Let’s just keep the scooters where they belong, yes?
I wanted a moped the very minute I left Italy. I can remember sitting in the Montparnasse train station in Paris checking Craigslist Grand Rapids for scooters until I got home. But not just any moped–it had to be a Vespa. The quintessential Italian people mover. If you haven’t been to Italy, go. Like, now. It will be absolutely mobbed this time of year, but we’re in Martha’s Vineyard and it’s the weekend of the Fourth, so out of the frying pan and into the other frying pan, right?
Anyhow, I was obsessively fixated on this material good–par for my course–and continued to search for a Vespa when I landed back in the states. I wanted a black one: a GTS, which is the one that you could take on the freeway if you really wanted to (a suicide wish if there ever was one… someone in an F-150 would run you over out of principle). They were sleek, sexy even, an adjective I don’t find myself using often. But here these bronzed Italians were etched into my memory. Black Vespa, black helmet, and black aviators. All clad in some ridiculous looking sweater and brightly colored pants–but they’re Italian, they invented fashion, so it looked good.
Italians always look good. If by now you’re currently on your way to Rome, trust me, you’ll be hard-pressed to find one who isn’t striking. The most impressive person I saw was in Rome and she was at least a quarter of my age. My mother and I were walking around Caesar’s forum and slowly up the Capitoline hill rolled a black SUV with a genetically well-endowed Italian couple. In the back seat closest to my vantage point sat a little girl dressed in a khaki safari jacket and a pair of Ray-Bans, aviators with the green lenses. Her head was aimed out the window at us, and she was tilting her head as if she were tired. Tired of being watched. I mean, this little girl knew she looked cool. And she knew that we knew it, too.
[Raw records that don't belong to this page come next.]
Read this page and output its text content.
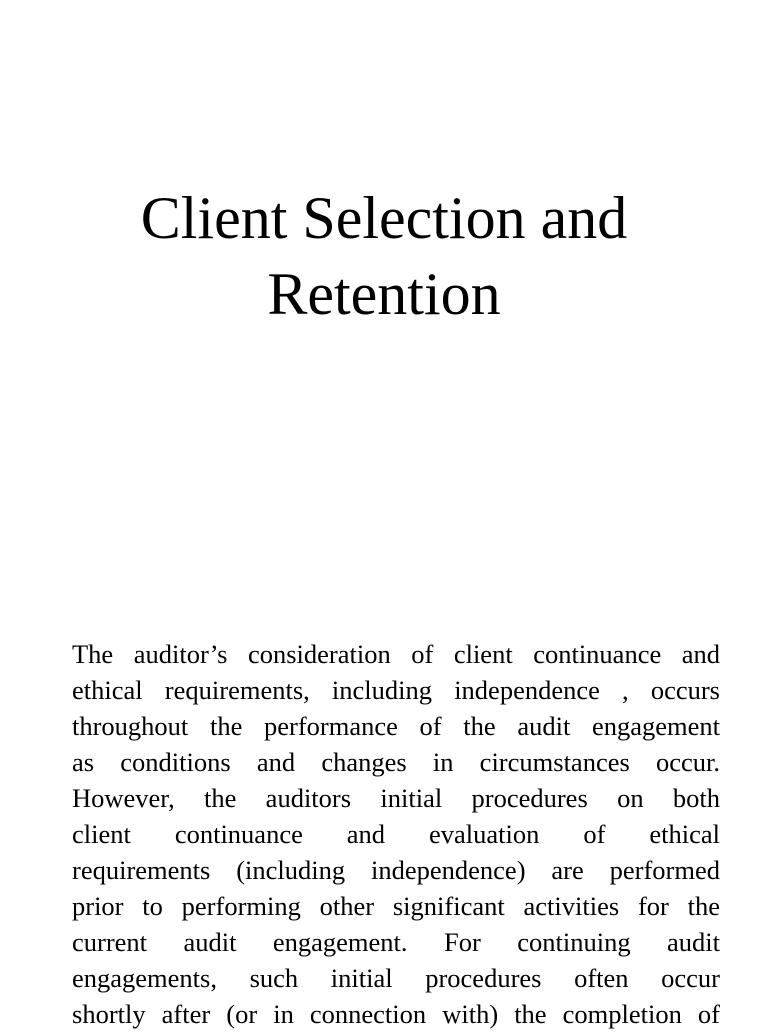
Client Selection and
Retention
The auditor’s consideration of client continuance and
ethical requirements, including independence , occurs
throughout the performance of the audit engagement
as conditions and changes in circumstances occur.
However, the auditors initial procedures on both
client continuance and evaluation of ethical
requirements (including independence) are performed
prior to performing other significant activities for the
current audit engagement. For continuing audit
engagements, such initial procedures often occur
shortly after (or in connection with) the completion of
It’s moments like that, I think, when style or fashion ideas are imported from one country to another. However, I’ve diverted from my initial moped fix, so here it is. Sunglasses are one thing to adopt, and easily enough, but mopeds are a different thing entirely. I don’t know if they were invented in Italy, but they were perfected there. They belong on the old boot, and should stay there indefinitely.
I no longer wanted one the moment I saw somebody riding one here on the Vineyard. Mopeds aren’t exactly as ubiquitous here as they are in Italy, but there are an awful lot of them zipping around. Islanders unanimously despise them. And with good reason.
I had a professor who said that the very fact that we can think to not be something or not do something was a particularly human thing to do. That we can define ourselves as not in Rome, not tall, dark, and handsome, not slender, lithesome Italians, says a lot about homo sapiens as a species. My old notebooks could expound further than I presently can, because here I am, using not as a weapon to keep ugly Americans–no, the world–off of Italy’s bike.